Oct 18 2007
Advice for Founding Partners
I once had a seasoned VC board member tell me that the nastiest divorce is often cleaner than most partner breakups.
Startups with more than one founder are more likely to succeed than those with only one founder: double the mind share, double the work done, double the domain experience and the ability to bounce ideas off of each other are benefits that are hard to argue with. If having a partner is such a good thing, then why do they often go bad?
Over the years, I’ve had some successes and some failures in situations with multiple founders. Here are a few things that I’ve learned over the years that may help you avoid the mistakes that I made early on:
Pick a partner that is in the same financial stage of life as you – if one of you has already made your money and is not dependent on a monthly paycheck while the other is, there will be a steady stream of natural conflicts.
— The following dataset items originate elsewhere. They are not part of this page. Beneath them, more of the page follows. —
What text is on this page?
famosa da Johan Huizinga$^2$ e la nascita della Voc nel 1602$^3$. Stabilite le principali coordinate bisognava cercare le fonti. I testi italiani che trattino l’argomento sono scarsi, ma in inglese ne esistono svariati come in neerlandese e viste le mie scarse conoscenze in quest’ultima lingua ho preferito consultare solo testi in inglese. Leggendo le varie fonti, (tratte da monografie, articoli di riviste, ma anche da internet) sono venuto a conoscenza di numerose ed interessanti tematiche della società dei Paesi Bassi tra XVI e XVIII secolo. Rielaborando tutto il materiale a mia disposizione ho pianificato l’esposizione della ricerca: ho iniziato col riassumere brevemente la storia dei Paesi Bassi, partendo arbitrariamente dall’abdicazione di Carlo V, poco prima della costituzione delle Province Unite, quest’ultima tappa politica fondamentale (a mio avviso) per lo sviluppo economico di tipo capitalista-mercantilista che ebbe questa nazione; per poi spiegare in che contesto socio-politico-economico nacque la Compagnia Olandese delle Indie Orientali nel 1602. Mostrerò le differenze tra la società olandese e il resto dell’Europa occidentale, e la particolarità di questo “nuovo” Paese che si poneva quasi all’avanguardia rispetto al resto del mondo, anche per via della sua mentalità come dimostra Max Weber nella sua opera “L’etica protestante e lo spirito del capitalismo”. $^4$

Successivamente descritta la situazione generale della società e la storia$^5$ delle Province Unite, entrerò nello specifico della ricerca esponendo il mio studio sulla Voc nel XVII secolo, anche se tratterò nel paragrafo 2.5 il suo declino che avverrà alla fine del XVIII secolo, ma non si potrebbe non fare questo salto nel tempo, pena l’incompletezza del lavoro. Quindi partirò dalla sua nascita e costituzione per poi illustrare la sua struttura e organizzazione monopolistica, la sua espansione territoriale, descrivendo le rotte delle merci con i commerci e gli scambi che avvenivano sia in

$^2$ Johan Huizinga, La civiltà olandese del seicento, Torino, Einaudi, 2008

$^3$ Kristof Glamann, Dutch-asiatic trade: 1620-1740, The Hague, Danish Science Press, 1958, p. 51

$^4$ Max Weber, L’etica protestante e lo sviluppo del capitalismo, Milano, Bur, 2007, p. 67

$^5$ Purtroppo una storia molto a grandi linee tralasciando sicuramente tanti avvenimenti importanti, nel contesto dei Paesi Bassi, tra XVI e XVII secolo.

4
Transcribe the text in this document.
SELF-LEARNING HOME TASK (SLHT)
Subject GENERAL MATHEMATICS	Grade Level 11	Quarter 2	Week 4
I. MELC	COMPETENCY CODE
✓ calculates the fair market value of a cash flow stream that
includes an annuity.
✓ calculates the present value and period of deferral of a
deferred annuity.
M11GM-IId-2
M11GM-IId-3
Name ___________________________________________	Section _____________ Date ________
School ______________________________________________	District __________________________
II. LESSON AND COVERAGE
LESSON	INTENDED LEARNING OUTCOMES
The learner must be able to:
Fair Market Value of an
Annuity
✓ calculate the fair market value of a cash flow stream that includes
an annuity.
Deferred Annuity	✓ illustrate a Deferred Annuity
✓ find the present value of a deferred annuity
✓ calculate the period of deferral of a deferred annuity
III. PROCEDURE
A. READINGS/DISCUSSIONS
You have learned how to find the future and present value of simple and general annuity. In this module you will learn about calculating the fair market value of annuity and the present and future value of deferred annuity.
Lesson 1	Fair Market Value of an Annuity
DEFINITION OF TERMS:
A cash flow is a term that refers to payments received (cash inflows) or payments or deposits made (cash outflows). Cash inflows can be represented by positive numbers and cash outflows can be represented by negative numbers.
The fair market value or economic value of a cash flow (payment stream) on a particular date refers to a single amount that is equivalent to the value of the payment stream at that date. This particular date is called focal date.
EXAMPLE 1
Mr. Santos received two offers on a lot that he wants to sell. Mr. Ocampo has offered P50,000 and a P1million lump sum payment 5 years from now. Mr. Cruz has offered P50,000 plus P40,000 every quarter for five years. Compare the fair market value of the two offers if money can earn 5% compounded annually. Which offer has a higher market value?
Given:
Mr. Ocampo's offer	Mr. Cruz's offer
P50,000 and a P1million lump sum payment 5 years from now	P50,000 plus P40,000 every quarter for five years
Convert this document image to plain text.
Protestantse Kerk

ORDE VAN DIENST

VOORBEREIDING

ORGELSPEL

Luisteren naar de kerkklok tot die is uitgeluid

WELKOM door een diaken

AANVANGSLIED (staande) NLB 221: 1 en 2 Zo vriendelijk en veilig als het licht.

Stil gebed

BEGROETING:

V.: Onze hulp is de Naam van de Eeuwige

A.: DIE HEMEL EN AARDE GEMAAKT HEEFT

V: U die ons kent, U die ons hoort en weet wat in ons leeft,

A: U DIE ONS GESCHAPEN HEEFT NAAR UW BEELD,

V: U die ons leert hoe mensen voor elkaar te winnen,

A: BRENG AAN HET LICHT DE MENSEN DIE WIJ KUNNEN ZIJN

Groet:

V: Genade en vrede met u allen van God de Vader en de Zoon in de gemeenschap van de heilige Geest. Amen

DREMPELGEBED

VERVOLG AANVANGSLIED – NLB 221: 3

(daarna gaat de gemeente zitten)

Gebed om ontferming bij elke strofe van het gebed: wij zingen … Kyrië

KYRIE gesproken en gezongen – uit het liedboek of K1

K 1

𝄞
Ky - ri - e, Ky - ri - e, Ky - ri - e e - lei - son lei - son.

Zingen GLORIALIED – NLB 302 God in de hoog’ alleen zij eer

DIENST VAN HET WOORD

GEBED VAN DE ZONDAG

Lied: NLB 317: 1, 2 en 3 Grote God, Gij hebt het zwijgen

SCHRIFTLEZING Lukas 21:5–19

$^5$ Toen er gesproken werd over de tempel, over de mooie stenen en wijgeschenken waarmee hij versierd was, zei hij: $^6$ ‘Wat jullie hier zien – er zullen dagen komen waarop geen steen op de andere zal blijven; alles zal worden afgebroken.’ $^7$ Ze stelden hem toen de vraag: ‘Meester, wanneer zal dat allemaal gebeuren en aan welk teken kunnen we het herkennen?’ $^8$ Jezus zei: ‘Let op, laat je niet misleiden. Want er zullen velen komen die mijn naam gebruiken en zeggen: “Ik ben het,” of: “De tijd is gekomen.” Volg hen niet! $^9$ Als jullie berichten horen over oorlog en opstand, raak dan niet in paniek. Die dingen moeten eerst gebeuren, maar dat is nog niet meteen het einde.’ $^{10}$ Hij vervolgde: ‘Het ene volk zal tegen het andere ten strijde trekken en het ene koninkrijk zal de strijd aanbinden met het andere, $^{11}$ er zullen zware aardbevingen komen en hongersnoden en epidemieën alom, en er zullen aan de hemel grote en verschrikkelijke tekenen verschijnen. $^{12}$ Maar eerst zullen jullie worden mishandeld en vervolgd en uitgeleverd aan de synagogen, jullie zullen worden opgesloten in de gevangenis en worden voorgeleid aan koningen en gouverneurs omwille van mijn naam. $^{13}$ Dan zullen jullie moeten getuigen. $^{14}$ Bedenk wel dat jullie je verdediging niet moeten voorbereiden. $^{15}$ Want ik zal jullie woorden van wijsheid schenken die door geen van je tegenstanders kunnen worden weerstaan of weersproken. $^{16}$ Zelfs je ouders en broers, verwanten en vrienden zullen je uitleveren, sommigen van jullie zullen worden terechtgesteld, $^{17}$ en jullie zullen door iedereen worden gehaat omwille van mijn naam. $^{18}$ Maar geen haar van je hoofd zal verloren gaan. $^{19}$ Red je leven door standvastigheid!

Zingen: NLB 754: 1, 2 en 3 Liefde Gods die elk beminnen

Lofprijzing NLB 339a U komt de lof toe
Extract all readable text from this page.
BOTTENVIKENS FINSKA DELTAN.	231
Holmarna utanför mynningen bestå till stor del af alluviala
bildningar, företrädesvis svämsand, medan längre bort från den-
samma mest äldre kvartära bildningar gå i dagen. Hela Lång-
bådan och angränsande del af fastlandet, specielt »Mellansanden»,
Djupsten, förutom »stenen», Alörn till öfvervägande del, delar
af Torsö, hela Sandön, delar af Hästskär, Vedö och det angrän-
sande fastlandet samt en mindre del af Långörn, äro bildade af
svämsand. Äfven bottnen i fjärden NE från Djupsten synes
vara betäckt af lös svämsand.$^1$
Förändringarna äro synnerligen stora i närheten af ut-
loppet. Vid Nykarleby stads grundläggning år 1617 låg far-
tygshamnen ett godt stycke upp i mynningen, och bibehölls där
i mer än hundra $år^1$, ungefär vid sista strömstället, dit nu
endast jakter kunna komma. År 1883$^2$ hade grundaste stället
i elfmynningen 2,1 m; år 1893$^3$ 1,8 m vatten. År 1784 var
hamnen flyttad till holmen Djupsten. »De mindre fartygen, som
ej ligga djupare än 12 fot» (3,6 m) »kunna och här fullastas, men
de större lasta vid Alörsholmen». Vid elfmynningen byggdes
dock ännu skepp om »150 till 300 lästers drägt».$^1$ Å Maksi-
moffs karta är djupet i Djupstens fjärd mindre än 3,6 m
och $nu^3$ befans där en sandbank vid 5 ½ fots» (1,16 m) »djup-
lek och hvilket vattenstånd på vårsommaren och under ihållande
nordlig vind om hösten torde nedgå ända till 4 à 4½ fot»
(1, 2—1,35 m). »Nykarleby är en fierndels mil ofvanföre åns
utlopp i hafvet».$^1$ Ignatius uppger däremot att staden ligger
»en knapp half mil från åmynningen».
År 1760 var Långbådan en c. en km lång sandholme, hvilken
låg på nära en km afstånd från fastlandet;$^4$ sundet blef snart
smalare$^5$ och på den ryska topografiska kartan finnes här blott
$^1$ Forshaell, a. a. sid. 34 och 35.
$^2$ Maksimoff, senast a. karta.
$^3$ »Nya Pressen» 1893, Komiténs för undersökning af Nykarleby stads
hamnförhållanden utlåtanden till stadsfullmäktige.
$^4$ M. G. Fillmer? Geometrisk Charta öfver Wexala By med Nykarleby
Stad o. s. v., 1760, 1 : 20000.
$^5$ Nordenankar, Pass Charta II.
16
For example, if you are the typical entrepreneur you probably haven’t been paid in 6-12 months and the first term sheet represents a long overdue paycheck. Your financially secure partner might be looking to wait for a second or third term sheet in order to work a better deal over the next 3-6 months. The same type of issues will affect decisions about how much to pay each other, how quickly to grow the company, when to sell the company, etc. Personal financial stress often bleeds over into the startup environment. Avoid it if you can. If you can’t avoid it, at least make sure that the partners all have roughly the same financial runway.
Decide who is in charge – most often startup partners come out of the same company with a long working relationship. If you were peers in the past it will be more difficult to decide who is going to take which role in the newly formed company. You don’t want to show up at your first VC meeting and flip a coin to decide who is going to be the CEO for that day. Defining roles in a startup can be a tense moment but better to get clarity early and start working within those roles. This will help move the company forward quicker than “wondering” for weeks or even months. Someone needs to be in charge, even if you expect a more experienced CEO to come in with the first round of VC. You need to decide who will run the ship until then.
Be smart about equity split – You should probably talk to an attorney or experienced business person about this topic. You may be tempted to simply pick what seems like a “fair split” up front (perhaps 50/50). On the other hand, if both parties own 50% from day one and one quits after a year while the other dedicates the next 10 years of his life to make things work, the split doesn’t seem “fair” anymore. What happens if the parties completely disagree on an important issue facing the company (a 50/50 split means gridlock)? An attorney or experienced businessperson can help you think about how decisions get made when there are disagreements, how the stock ownership might shift if someone leaves the company, etc.
I’ve seen too many cases where startup companies imploded when founders who had worked together for years were suddenly dropped into these situations and were unable to come out the other side with a working relationship thus killing a good opportunity (and a friendship). Having these conversations before you each quit your day job will either increase the probability of your startup being successful or, at a minimum, allow you to keep your day job until you find the right partner.